How are type 2 diabetes and coronary artery disease related?

How are type 2 diabetes and coronary artery disease related?
MUSC

Type 2 diabetes is a major risk factor for CAD and CAD is the major cause of morbidity and mortality in people with type 2 diabetes. In other words, diabetics are more likely to develop CAD than nondiabetics. These two diseases also share a number of risk factors, notably obesity and physical inactivity and metabolic characteristics, notably dyslipidemia. What are the processes that link these diseases and what interventions are likely to be the most beneficial in preventing or delaying the changes that lead to fatal cardiac events in diabetic patients?

A major component of diabetics' increased risk of CAD is the atherosclerotic process. Although the pathophysiology of atherosclerosis is not fully understood, the process involves changes in the vascular endothelium, the accumulation of fatty plaques, restrictions in blood flow, and vascular and other tissue damage and can result in fatal cardiac events. Atherosclerosis occurs earlier, has an accelerated course, and is more extensive in diabetics compared with the general population. There are probably several factors that contribute to this. Type 2 diabetes is associated with abnormalities in lipoprotein metabolism and an increased propensity for oxidative damage; the hyperglycemia of diabetics, in itself, may accelerate vascular damage; and diabetes is a hypercoagulable state attributable to enhanced coagulation and decreased fibrinolysis, as well as platelet hyperaggregability and endothelial dysfunction (Calles-Escandon et al. 1999).

The Insulin Resistance Atherosclerosis Study reported finding considerably greater intima-media thickness in the common and internal carotid arteries among patients with established diabetes compared with nondiabetic subjects (Wagenknecht et al. 1998). Diabetic patients without previous myocardial infarctions (MI) and nondiabetic patients with a previous MI have been found to have equally high risks of MI. Diabetic patients also have a high mortality rate from a first MI (Miettenen et al. 1998). These observations suggest that diabetics without obvious coronary artery disease may still have extensive atherosclerosis that, if untreated, could lead to serious cardiovascular complications. Some have suggested that this provides a rationale for assessing and treating cardiovascular risk factors in diabetic patients with the same aggressive approaches recommended for nondiabetic patients with a prior MI (Haffner 1999).

Diabetes treatment protocols (diet, exercise, pharmacological agents, and insulin) concentrate on controlling glycemia which leads to CAD. However, glycemia is not as strongly associated with macrovascular disease as it is with microvascular disease. Macrovascular disease appears to result from dyslipidemia in the diabetic patient.
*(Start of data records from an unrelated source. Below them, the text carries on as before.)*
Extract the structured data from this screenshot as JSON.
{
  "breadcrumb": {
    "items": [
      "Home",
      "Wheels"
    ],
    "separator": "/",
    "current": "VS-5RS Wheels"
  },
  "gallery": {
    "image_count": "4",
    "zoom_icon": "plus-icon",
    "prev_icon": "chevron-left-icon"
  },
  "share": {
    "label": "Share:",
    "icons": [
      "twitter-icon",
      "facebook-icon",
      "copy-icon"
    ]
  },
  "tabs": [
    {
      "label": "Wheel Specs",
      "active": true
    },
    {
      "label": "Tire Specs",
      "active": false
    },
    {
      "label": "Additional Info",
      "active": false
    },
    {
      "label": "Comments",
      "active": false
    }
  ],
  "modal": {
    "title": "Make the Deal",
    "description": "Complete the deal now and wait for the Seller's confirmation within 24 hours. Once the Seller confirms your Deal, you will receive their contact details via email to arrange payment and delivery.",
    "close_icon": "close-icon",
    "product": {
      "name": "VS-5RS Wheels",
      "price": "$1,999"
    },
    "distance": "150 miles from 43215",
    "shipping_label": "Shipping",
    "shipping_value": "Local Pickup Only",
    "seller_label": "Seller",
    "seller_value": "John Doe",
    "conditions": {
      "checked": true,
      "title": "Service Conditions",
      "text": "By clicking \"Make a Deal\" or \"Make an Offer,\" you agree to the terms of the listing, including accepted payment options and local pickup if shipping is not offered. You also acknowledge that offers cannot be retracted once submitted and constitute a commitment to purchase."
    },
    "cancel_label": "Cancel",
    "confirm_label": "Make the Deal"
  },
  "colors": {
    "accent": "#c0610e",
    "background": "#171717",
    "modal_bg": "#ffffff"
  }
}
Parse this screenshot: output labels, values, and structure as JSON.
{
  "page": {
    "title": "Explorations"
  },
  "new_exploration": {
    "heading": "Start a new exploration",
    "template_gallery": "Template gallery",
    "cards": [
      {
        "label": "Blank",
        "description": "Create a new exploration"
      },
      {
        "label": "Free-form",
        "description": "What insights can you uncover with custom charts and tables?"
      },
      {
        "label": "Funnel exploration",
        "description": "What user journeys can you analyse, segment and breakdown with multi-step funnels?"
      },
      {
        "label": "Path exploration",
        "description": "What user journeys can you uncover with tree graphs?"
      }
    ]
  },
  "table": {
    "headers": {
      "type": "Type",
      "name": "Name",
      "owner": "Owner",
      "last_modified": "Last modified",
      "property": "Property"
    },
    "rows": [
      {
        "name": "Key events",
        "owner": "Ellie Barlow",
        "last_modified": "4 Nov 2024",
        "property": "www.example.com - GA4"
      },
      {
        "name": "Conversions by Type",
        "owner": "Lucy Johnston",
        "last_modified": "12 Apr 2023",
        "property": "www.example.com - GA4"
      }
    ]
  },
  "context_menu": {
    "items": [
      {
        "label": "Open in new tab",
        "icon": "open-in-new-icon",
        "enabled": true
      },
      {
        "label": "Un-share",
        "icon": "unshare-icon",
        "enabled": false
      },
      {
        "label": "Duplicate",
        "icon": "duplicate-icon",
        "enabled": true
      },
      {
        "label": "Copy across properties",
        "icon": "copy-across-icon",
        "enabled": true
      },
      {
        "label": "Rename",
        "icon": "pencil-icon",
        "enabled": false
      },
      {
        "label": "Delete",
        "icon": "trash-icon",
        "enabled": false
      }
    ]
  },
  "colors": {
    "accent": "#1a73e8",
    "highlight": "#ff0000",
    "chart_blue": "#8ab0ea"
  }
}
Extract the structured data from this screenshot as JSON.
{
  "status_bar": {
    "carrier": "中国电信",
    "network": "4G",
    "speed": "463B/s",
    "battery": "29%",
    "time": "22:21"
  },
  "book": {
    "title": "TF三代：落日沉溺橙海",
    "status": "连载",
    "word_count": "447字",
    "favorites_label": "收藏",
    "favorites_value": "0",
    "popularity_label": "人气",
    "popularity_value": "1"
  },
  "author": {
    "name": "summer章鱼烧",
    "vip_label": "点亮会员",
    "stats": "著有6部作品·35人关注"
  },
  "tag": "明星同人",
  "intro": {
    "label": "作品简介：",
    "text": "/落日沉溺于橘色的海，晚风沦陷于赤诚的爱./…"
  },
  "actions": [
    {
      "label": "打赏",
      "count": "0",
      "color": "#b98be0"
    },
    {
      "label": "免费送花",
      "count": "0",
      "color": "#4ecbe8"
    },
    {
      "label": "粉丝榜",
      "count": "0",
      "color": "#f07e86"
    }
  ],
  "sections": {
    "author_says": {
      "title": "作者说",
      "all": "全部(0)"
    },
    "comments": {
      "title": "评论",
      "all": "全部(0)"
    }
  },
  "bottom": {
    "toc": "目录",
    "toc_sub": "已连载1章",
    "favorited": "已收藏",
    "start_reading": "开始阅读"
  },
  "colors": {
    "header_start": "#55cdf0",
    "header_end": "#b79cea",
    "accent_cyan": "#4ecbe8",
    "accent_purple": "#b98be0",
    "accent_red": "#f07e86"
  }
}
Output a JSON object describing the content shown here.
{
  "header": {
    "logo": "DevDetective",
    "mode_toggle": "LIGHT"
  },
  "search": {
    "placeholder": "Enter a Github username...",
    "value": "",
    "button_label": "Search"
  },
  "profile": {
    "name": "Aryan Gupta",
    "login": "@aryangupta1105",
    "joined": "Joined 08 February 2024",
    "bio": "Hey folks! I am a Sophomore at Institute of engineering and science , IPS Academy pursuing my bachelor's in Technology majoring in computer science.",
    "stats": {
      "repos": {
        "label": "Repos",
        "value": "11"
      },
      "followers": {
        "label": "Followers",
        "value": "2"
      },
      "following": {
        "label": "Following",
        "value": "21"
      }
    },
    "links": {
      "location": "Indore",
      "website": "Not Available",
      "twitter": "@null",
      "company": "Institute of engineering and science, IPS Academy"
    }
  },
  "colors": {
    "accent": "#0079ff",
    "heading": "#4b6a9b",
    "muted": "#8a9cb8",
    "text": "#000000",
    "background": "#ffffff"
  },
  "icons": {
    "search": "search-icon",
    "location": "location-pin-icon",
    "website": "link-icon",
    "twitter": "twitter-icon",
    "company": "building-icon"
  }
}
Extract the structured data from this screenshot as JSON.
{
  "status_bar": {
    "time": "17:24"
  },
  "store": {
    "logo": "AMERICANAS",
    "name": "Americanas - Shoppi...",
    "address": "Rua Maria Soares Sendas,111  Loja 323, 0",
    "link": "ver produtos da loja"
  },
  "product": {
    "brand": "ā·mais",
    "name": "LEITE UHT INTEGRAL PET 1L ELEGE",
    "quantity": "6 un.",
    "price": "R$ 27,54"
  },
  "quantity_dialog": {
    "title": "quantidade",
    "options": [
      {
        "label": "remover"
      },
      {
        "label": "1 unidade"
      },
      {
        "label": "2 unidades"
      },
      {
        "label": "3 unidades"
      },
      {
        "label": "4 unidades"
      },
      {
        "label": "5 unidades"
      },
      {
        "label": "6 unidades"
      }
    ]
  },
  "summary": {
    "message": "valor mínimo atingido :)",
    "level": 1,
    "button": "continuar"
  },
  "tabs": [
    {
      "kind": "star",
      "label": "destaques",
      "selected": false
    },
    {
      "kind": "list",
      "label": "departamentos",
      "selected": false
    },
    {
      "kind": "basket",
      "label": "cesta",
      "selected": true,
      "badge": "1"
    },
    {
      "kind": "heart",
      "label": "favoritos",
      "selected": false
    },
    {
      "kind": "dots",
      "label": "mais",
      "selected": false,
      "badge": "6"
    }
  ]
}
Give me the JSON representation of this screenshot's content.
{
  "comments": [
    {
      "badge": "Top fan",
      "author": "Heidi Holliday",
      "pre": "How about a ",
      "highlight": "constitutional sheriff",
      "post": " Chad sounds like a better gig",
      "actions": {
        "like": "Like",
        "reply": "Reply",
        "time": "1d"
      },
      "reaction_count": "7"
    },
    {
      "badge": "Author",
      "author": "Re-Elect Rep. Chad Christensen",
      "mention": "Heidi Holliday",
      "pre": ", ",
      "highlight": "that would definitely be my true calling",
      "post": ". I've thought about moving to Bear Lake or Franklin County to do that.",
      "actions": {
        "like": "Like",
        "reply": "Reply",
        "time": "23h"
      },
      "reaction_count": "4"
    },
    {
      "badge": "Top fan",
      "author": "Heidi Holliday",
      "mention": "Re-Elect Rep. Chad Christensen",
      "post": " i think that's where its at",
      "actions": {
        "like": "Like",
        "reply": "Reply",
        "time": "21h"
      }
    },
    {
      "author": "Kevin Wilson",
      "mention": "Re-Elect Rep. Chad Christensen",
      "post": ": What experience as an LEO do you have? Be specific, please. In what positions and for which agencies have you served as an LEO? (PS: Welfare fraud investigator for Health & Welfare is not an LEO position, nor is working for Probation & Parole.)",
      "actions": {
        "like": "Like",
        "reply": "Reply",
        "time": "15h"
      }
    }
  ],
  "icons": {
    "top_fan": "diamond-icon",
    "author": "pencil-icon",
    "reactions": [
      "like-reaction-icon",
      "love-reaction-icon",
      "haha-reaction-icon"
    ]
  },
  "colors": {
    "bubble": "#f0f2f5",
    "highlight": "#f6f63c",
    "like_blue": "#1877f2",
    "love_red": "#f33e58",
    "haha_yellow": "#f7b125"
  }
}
The form of dyslipidemia most frequently observed in diabetics is characterized by increased triglyceride levels and decreased high density lipoprotein (HDL) cholesterol levels. Diabetics also tend to have a higher level of smaller, denser low density lipoprotein LDL subclass pattern B than nondiabetics due to increases in hepatic triglyceride lipase.

Several studies have provided evidence of the link between diabetic dyslipidemia and CAD. A study by Laasko et al. (1993) found that diabetic patients who had coronary artery disease events during a 7-year follow-up period had higher levels of total triglycerides, very low density lipoprotein (VLDL) triglycerides, and VLDL cholesterol, and lower levels of HDL and HDL2 cholesterol than diabetic patients who did not have such events. Other studies have found that both high levels of apolipoprotein B (apoB) and small, dense LDL among patients with high apoB levels also predict coronary artery disease.

Lamarche et al. (1998) compared three non-traditional risk factors for (fasting insulin level, apoB level, and small, dense LDL particle level) with traditional cardiovascular risk factors (elevated LDL level, elevated triglyceride level, and low HDL level) in terms of the risk of ischemic heart disease. They found that the risk was significantly increased in men with small, dense LDL particles and elevated fasting plasma insulin and apoB compared with men who had normal levels of two of these three risk factors.